Mapping Underwater Meadows From the Skies
Hakai scientists use drones and computer savvy to track changes in seagrass ecosystems.
Scientists collect clues to piece together what’s going on in the natural world. To separate fact from fiction requires data, and the right people to make sense of it. Since May, Hakai researcher Thea Mai pored over mosaics made up of thousands of aerial photos of one of the coast’s most productive ecosystems—seagrass meadows—to discover if the meadows are growing, shrinking, or staying the same. It may seem simple, but getting to the answers is not so straightforward.
“Mapping anything in coastal areas is challenging,” says Mai. “The variability in how habitats look is so high. You have to problem-solve quite a bit.”

Seagrass meadows can be particularly difficult to map. Hakai geospatial scientists fly a drone in a grid pattern over a meadow, taking photos that are then stitched together into one image. Even if conditions are perfect—low tide, minimal sun glare, not too many waves—finding the exact edge of the seagrass meadow can be murky. Some seagrass is exposed in the intertidal at low tides, but it can grow down to a depth of five meters on the Central Coast of British Columbia, and the meadow’s edge can overlap and be obscured by the presence of kelps and other algae.
Once the images are stitched together, Mai inputs them into software that analyzes each photo mosaic based on color, texture, and the similarity of neighboring pixels. As best as it can, the software draws a shape around what it thinks is seagrass, much the same way as someone would draw by hand. But the computer algorithms can’t do everything.

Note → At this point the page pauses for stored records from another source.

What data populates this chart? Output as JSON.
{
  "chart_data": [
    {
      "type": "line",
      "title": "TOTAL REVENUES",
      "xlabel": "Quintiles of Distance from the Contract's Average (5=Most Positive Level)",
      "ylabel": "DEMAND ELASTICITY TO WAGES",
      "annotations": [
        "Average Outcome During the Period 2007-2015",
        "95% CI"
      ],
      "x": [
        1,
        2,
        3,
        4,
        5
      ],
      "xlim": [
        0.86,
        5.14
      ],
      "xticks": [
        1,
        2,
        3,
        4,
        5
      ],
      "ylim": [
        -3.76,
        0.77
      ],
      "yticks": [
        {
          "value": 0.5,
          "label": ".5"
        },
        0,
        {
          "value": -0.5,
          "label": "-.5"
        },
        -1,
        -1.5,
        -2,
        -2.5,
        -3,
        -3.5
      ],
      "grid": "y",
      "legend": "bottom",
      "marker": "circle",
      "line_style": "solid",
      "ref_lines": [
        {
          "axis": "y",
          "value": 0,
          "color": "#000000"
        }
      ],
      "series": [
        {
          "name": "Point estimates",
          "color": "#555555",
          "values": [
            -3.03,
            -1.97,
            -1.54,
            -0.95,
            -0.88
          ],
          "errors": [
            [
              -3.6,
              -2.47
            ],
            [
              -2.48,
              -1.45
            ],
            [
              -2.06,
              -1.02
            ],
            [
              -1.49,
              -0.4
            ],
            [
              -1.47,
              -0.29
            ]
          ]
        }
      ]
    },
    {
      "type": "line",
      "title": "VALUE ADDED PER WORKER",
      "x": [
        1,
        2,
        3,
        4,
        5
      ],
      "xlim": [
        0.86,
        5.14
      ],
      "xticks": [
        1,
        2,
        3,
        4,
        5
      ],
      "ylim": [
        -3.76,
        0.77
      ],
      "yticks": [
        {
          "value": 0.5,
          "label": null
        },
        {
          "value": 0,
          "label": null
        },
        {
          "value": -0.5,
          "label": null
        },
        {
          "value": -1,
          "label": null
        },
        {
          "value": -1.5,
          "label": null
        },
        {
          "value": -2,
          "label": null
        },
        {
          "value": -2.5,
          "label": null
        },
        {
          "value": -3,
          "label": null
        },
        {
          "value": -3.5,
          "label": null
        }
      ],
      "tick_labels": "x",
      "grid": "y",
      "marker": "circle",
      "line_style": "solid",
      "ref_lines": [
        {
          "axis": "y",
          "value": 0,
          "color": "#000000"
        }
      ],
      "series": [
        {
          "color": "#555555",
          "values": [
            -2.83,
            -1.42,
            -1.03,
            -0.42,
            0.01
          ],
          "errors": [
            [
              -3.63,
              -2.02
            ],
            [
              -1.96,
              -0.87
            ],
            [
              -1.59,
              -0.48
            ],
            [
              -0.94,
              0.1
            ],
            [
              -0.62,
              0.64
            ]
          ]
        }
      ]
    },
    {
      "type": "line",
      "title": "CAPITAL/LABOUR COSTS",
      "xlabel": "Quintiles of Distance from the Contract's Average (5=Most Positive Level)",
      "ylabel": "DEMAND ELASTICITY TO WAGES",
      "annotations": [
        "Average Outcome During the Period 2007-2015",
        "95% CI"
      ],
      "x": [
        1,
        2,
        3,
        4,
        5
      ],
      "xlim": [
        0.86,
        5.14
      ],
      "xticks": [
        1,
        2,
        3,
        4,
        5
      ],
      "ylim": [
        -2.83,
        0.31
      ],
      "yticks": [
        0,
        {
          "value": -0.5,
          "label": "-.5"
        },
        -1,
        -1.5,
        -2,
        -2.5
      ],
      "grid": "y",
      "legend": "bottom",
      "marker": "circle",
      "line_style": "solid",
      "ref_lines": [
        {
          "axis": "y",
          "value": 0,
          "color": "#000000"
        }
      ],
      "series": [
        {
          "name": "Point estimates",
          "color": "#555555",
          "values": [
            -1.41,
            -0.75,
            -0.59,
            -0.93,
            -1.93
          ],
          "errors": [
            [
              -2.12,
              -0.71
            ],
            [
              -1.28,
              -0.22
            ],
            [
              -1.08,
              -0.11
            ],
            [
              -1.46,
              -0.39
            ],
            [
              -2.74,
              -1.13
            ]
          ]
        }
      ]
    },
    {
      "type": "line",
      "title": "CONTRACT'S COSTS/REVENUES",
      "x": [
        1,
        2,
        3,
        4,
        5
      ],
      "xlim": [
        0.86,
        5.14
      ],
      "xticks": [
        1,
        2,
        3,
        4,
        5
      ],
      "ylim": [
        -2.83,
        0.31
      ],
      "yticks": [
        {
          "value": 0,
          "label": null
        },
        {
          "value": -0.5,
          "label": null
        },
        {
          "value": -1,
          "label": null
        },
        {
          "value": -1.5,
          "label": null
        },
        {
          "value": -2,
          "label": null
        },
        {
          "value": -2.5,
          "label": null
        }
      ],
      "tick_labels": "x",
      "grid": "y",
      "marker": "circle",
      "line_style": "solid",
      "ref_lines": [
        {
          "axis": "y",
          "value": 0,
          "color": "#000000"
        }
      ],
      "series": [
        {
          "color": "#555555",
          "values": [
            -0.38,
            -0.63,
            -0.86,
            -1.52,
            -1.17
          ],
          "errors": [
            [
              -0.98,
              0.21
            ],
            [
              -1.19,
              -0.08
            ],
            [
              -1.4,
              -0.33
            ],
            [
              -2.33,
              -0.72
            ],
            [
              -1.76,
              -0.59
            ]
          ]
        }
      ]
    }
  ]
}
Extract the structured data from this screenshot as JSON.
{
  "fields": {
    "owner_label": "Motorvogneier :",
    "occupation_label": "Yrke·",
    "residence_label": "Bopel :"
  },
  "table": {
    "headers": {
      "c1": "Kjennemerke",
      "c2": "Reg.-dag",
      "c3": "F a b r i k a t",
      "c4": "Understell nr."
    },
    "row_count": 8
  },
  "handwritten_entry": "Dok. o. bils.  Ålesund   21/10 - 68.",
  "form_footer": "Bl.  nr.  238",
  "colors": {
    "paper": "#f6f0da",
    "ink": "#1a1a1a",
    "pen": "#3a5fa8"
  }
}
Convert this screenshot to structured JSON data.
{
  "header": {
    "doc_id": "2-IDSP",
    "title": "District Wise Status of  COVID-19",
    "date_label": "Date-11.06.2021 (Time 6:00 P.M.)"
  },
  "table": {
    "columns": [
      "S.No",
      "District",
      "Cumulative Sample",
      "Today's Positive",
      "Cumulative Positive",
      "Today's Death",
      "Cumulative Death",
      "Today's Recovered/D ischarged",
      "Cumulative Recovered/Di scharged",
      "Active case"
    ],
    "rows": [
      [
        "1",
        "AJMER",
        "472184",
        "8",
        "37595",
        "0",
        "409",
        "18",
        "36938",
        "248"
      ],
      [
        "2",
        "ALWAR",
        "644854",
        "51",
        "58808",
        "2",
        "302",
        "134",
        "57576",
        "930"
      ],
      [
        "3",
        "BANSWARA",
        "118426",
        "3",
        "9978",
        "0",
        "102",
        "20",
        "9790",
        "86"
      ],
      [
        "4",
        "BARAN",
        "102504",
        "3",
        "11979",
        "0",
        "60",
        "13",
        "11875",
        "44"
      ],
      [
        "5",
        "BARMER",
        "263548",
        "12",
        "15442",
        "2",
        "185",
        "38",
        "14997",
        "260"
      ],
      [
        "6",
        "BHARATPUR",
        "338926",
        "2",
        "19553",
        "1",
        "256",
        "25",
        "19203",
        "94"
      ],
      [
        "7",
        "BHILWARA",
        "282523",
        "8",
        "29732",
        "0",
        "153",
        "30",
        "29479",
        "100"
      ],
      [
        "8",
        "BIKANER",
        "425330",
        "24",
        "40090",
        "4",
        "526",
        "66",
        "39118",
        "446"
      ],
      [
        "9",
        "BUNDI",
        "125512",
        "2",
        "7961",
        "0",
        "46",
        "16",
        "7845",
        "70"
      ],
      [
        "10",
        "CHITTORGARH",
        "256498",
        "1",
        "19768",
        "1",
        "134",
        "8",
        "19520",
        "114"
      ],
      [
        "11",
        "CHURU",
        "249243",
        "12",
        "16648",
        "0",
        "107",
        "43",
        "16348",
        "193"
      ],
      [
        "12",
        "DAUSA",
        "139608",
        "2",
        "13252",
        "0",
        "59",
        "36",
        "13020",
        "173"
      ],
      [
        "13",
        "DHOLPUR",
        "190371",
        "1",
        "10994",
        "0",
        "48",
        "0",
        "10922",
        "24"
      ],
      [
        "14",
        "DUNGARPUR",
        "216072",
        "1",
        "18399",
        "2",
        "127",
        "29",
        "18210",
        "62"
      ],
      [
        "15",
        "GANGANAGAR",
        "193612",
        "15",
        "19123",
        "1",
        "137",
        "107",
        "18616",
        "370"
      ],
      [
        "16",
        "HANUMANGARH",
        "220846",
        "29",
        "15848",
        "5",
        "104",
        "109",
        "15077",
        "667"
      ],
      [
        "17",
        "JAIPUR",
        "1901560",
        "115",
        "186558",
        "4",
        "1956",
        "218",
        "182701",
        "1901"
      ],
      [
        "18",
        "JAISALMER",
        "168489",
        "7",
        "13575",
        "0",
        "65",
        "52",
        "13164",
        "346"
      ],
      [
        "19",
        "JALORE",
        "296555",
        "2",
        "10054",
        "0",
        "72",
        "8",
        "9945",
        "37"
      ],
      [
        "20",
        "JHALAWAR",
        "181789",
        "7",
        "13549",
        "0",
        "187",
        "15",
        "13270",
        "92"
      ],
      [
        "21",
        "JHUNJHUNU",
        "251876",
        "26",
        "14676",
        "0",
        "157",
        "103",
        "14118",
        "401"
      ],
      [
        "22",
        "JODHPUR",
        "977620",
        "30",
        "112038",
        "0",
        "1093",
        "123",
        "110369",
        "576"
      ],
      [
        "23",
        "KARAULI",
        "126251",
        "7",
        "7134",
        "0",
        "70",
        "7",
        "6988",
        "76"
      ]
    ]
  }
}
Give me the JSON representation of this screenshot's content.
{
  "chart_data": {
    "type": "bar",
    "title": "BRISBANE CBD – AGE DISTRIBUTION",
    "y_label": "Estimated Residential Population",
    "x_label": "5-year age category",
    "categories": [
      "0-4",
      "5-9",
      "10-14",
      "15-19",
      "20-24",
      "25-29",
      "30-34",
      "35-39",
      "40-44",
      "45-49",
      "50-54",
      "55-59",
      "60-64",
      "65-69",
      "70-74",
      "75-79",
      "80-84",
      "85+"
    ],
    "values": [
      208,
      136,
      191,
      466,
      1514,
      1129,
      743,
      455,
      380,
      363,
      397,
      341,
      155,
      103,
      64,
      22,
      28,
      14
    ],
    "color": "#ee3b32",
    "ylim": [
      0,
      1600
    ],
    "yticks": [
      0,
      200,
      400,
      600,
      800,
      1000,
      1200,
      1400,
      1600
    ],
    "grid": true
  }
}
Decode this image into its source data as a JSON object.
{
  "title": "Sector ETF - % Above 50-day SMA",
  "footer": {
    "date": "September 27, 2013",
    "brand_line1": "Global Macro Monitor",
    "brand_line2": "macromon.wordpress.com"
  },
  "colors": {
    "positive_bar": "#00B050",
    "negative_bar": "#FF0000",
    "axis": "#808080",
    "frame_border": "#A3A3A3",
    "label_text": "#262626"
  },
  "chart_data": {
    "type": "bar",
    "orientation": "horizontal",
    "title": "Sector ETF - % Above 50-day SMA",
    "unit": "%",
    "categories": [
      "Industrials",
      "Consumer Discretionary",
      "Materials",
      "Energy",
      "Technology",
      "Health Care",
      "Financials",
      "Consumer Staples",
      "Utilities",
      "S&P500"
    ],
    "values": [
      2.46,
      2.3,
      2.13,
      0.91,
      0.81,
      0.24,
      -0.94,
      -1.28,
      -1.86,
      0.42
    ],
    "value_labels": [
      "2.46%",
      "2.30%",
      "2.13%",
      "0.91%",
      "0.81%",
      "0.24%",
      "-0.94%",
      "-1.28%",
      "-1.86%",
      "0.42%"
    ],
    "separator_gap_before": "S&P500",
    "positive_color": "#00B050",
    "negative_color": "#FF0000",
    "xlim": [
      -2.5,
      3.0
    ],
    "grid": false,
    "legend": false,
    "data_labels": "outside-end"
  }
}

“I have to supervise the software,” says Mai. “All of the objects are twisty. There aren’t many clean edges between habitats. Sometimes it took weeks to work up one scene.”
Through this detail-oriented process, Mai found that how seagrass meadows are changing in size varies across the Central Coast of British Columbia. In some places, such as Pruth Bay on Calvert Island, the meadows have grown since 2012. In other places, meadows have shrunk. And in some locales, the overall extent has stayed the same, but the density of seagrass has declined. Where density is lower the image looks lighter green in color and the edges of the meadow are less defined, rather than the dark green and crisp edges of a meadow with densely growing plants.
A drone’s-eye view of the seagrass meadow at Superstition Point on Hunter Island in 2019 and 2020. While the extent of the meadow did not change much, the density of the seagrass declined. Aerial image by Luba Reshitnyk. Inset image by Margot Hessing-Lewis
The Hakai Institute is partnering on a project with the US National Oceanic and Atmospheric Administration to look at how seagrass meadows change over time and help inform management practices, as well as a coastwide project funded by the US National Science Foundation to examine the possible drivers of observed changes in seagrass beds—from both warming waters and an emerging wasting disease.

It didn’t take long for Mai to relish a chance to visualize the seagrass story. But when family members asked what she was working on, Mai realized that she had to expand her explanation beyond just her mapping pursuits.
“People don’t necessarily appreciate how important [seagrass meadows] are ecologically,” says Mai. “There’s just so much life down there.”
Mai’s time mapping seagrass with the Hakai Institute is ending shortly. She’s excited to use her honed skills for a new project with an entirely different focus. She’s begun a master’s program in anthropology at the University of Victoria to develop a model to find old shorelines and look for habitation sites in Haida Gwaii dating as far back as 10,000 years. And that will undoubtedly bring countless more data points to pore over.
Having all of that data is great. But it takes people like her to make sense of it.